Frances H. Arnold and Maria Zuber will serve as external co-chairs of the President’s Science and Technology Advisory Board, a council of prominent volunteer experts from outside the federal government. Dr. Arnold, a protein scientist at Caltech, won the Nobel Prize in Chemistry in 2018, just the fifth woman to do so. Dr. Zuber, vice president of research at MIT, was the first woman to lead a NASA spacecraft mission.
“Science will always be at the forefront of my administration – and these world-renowned scientists will make sure that everything we do is based on science, facts and the truth,” Biden said in his announcement. “Your trusted guidance will be vital as we come together to end this pandemic, bring back our economies, and make new breakthroughs to improve the quality of life for all Americans. Your insights will help America plan a better future, and I am grateful that you answered the call for service. “
In 2018, Mr. Trump appointed Kelvin Droegemeier, then vice president of research at the University of Oklahoma, as its director of the science and technology policy bureau. Although Dr. Droegemeier is highly regarded for his weather research, many scholars felt that he failed to convince Mr. Trump to stand behind a significant improvement in American science.
“I give him an A for effort and an F for performance,” a science policy expert told Science Magazine in October about Dr. Droegemeier.
During his two years in the White House, Dr. Droegemeier back in January and made headlines. He expelled two employees after they published brochures about climate deniers with a White House logo.
Mr Trump left the President’s Advisory Council on Science and Technology inactive for 33 months. When he restored it in 2019, only one of his appointees was an academic scientist, and private industry representatives filled out the council.

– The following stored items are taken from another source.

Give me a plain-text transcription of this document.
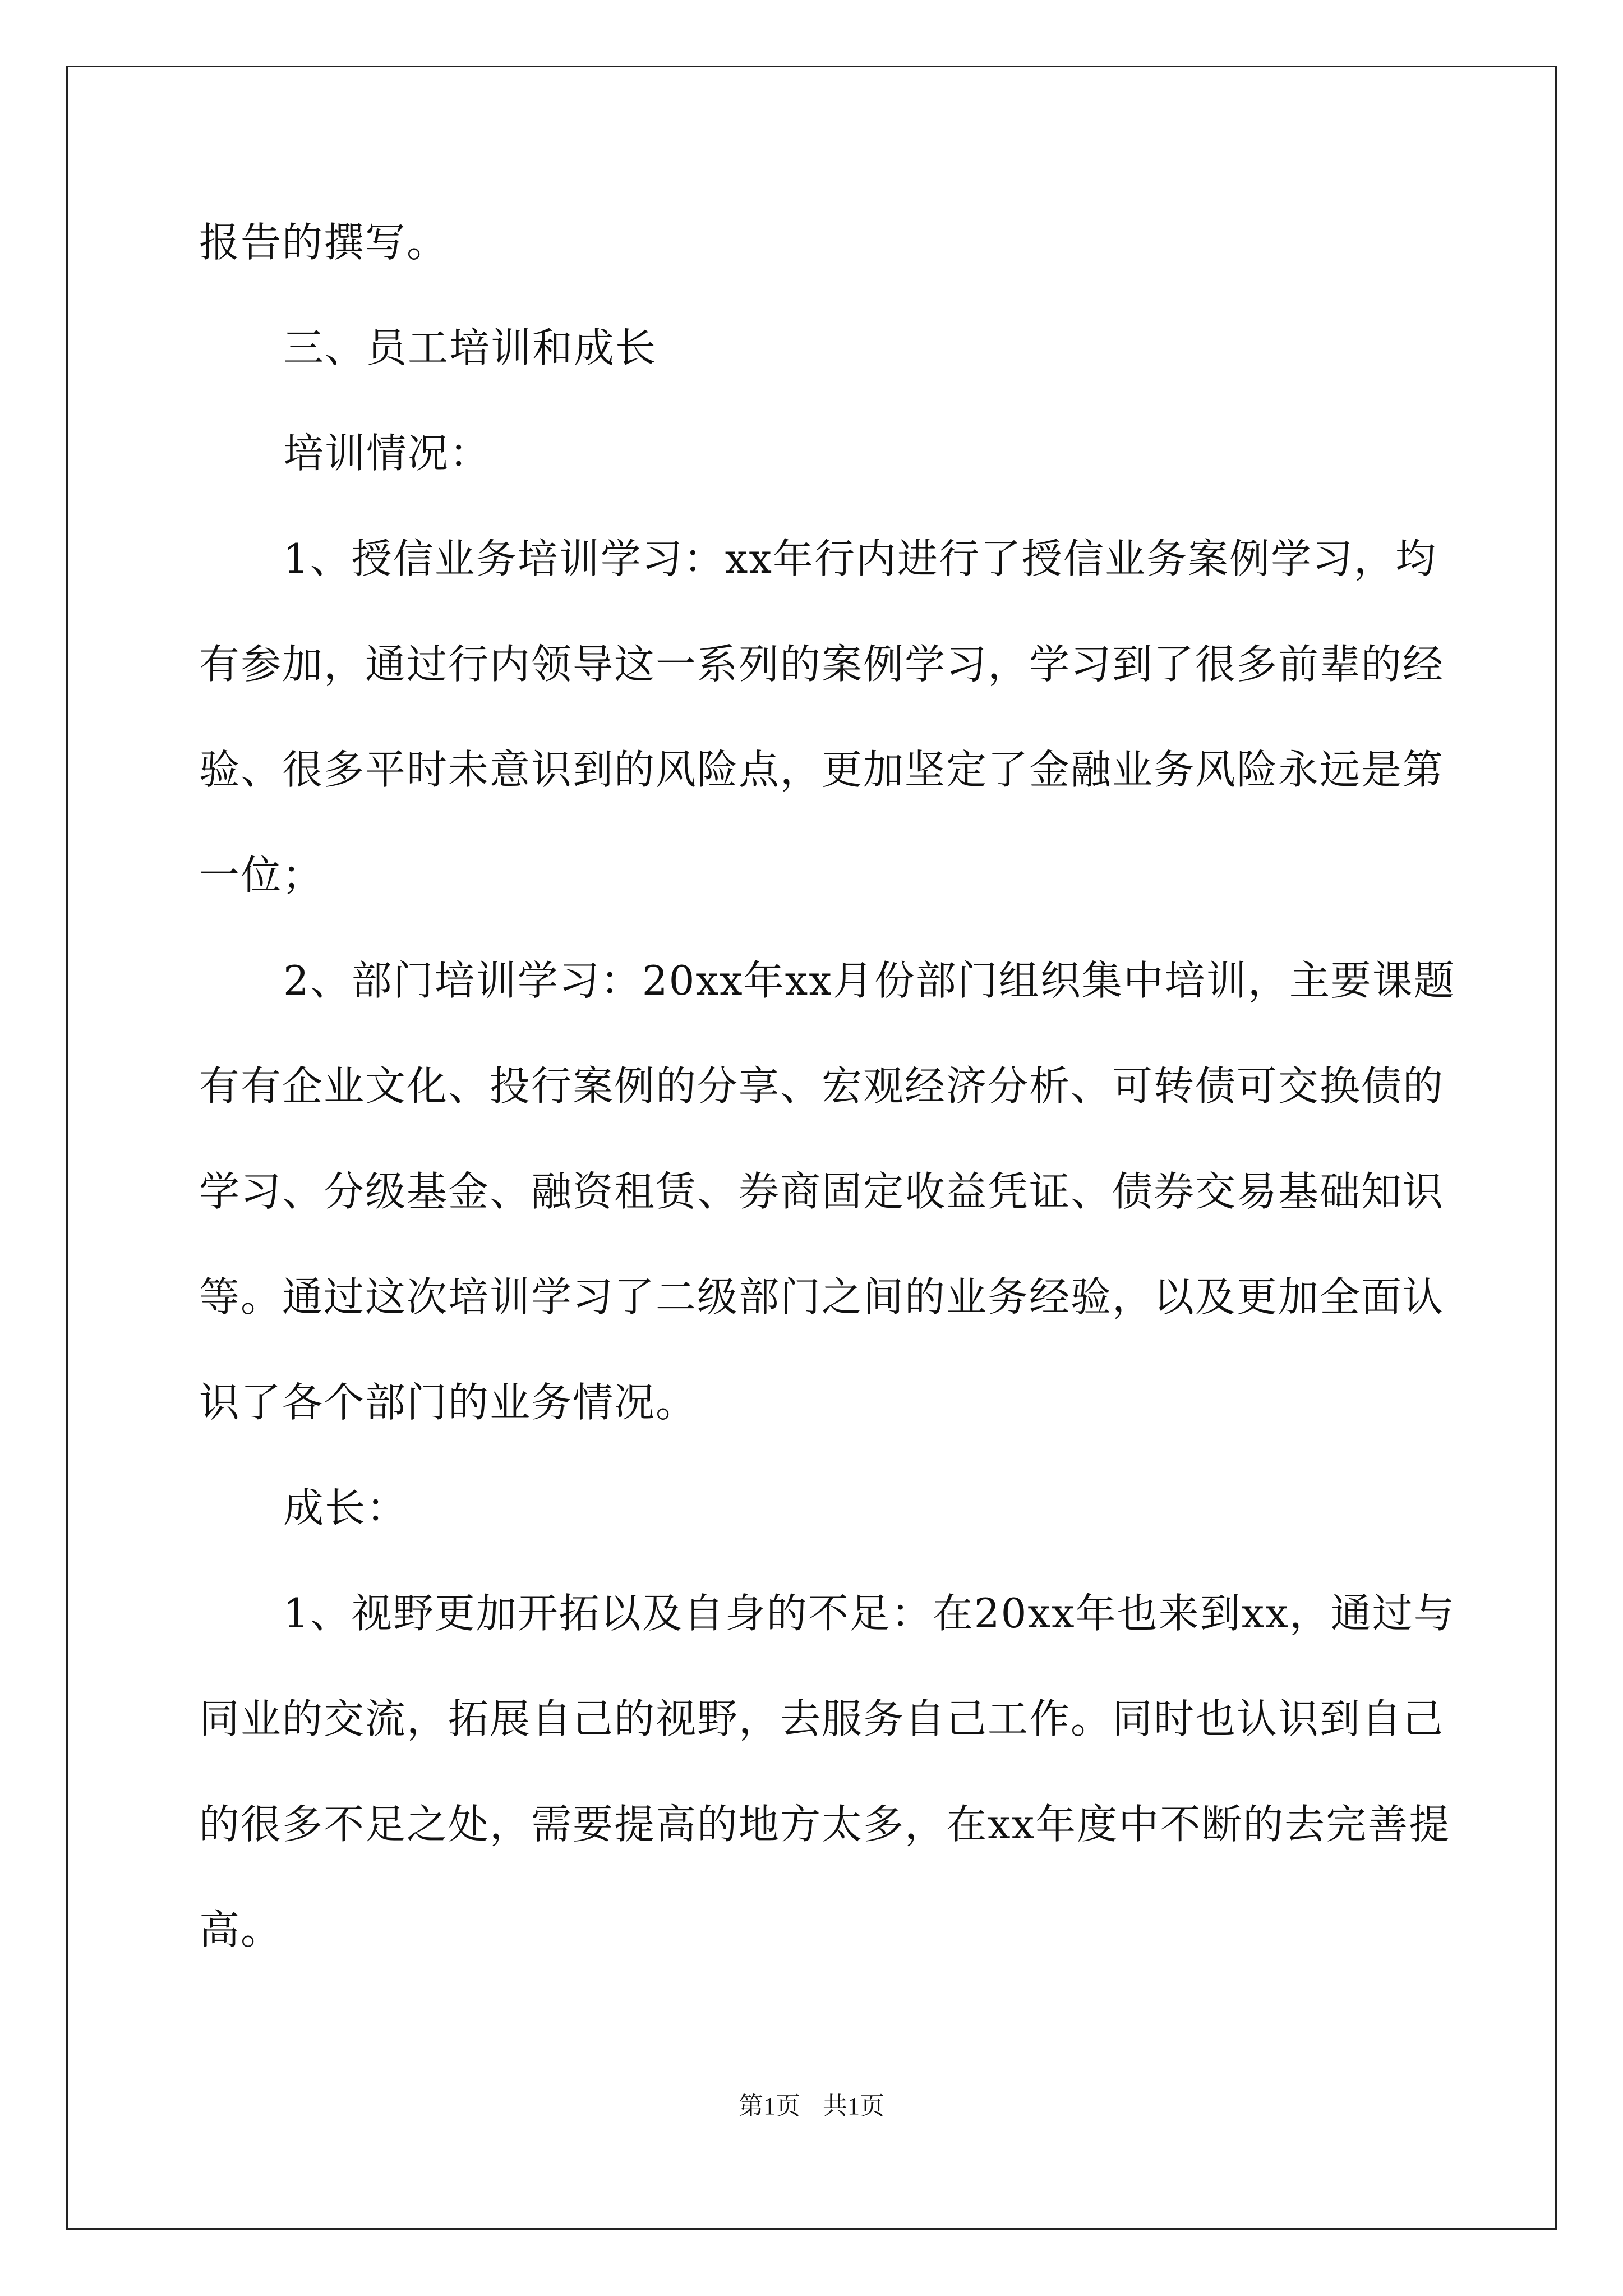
报告的撰写。
三、员工培训和成长
培训情况：
1、授信业务培训学习：xx年行内进行了授信业务案例学习，均
有参加，通过行内领导这一系列的案例学习，学习到了很多前辈的经
验、很多平时未意识到的风险点，更加坚定了金融业务风险永远是第
一位；
2、部门培训学习：20xx年xx月份部门组织集中培训，主要课题
有有企业文化、投行案例的分享、宏观经济分析、可转债可交换债的
学习、分级基金、融资租赁、券商固定收益凭证、债券交易基础知识
等。通过这次培训学习了二级部门之间的业务经验，以及更加全面认
识了各个部门的业务情况。
成长：
1、视野更加开拓以及自身的不足：在20xx年也来到xx，通过与
同业的交流，拓展自己的视野，去服务自己工作。同时也认识到自己
的很多不足之处，需要提高的地方太多，在xx年度中不断的去完善提
高。
第1页 共1页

Dr. Lander, the candidate for the Scientific Advisor, is best known as one of the directors of the Human Genome Project. With his PhD in mathematics, he created elegant methods for sifting through genetic data, mapping genes and discovering their functions and roles in diseases.
Dr. Lander founded the Broad Institute, which became a premier research center for genome sequencing. Broad researchers have also done some of the pioneering work on CRISPR, the technology for manipulating DNA. Dr. Lander previously served as co-chair of Mr. Obama’s Scientific Advisory Board.

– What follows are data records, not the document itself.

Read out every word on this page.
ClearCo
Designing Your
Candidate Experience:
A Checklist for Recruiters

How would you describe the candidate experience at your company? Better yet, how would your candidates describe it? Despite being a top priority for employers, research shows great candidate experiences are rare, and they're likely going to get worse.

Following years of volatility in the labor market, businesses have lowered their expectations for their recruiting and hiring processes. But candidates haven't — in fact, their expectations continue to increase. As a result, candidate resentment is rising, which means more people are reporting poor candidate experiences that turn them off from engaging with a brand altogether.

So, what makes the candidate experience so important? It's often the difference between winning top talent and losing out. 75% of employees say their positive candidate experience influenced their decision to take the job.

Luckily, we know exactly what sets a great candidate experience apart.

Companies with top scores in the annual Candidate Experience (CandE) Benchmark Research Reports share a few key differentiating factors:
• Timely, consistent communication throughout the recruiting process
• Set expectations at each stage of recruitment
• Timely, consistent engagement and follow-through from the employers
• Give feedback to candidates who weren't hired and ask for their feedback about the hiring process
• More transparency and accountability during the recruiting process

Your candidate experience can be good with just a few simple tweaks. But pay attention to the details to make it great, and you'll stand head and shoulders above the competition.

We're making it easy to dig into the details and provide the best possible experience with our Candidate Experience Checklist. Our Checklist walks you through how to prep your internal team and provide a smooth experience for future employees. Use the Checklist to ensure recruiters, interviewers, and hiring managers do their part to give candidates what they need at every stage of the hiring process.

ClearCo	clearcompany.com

“Our country represents science and technology at the most important moment since World War II,” said Dr. Lander in a press release from the Broad Institute. “How we react will shape our future for the rest of this century. President-elect Biden understands the centrality of science and technology, and it is my great honor to have the chance to serve the nation. “
In a letter to Dr. Lander, which Mr Biden released on Friday, reminded the President-elect how President Franklin Delano Roosevelt had asked his science advisor Vannevar Bush a series of questions about how science could benefit the United States. Mr. Biden introduced Dr. Lander raised his own questions about improving public health, climate change, technology, and ensuring that the benefits of science are fully shared by all Americans.
“I look forward to receiving your recommendations – and to working with you, your team, and the broader scientific community to create solutions that will ease the burden on the American people, create new jobs and opportunities, and drive American leadership in the world restore stage, ”wrote Mr Biden.
Mr. Biden and Vice President-elect Kamala Harris will be Dr. Lander, Dr. Nelson, Dr. Arnold and Dr. Zuber at a live event on Saturday at 1:30 p.m. Eastern Time in Wilmington, Del.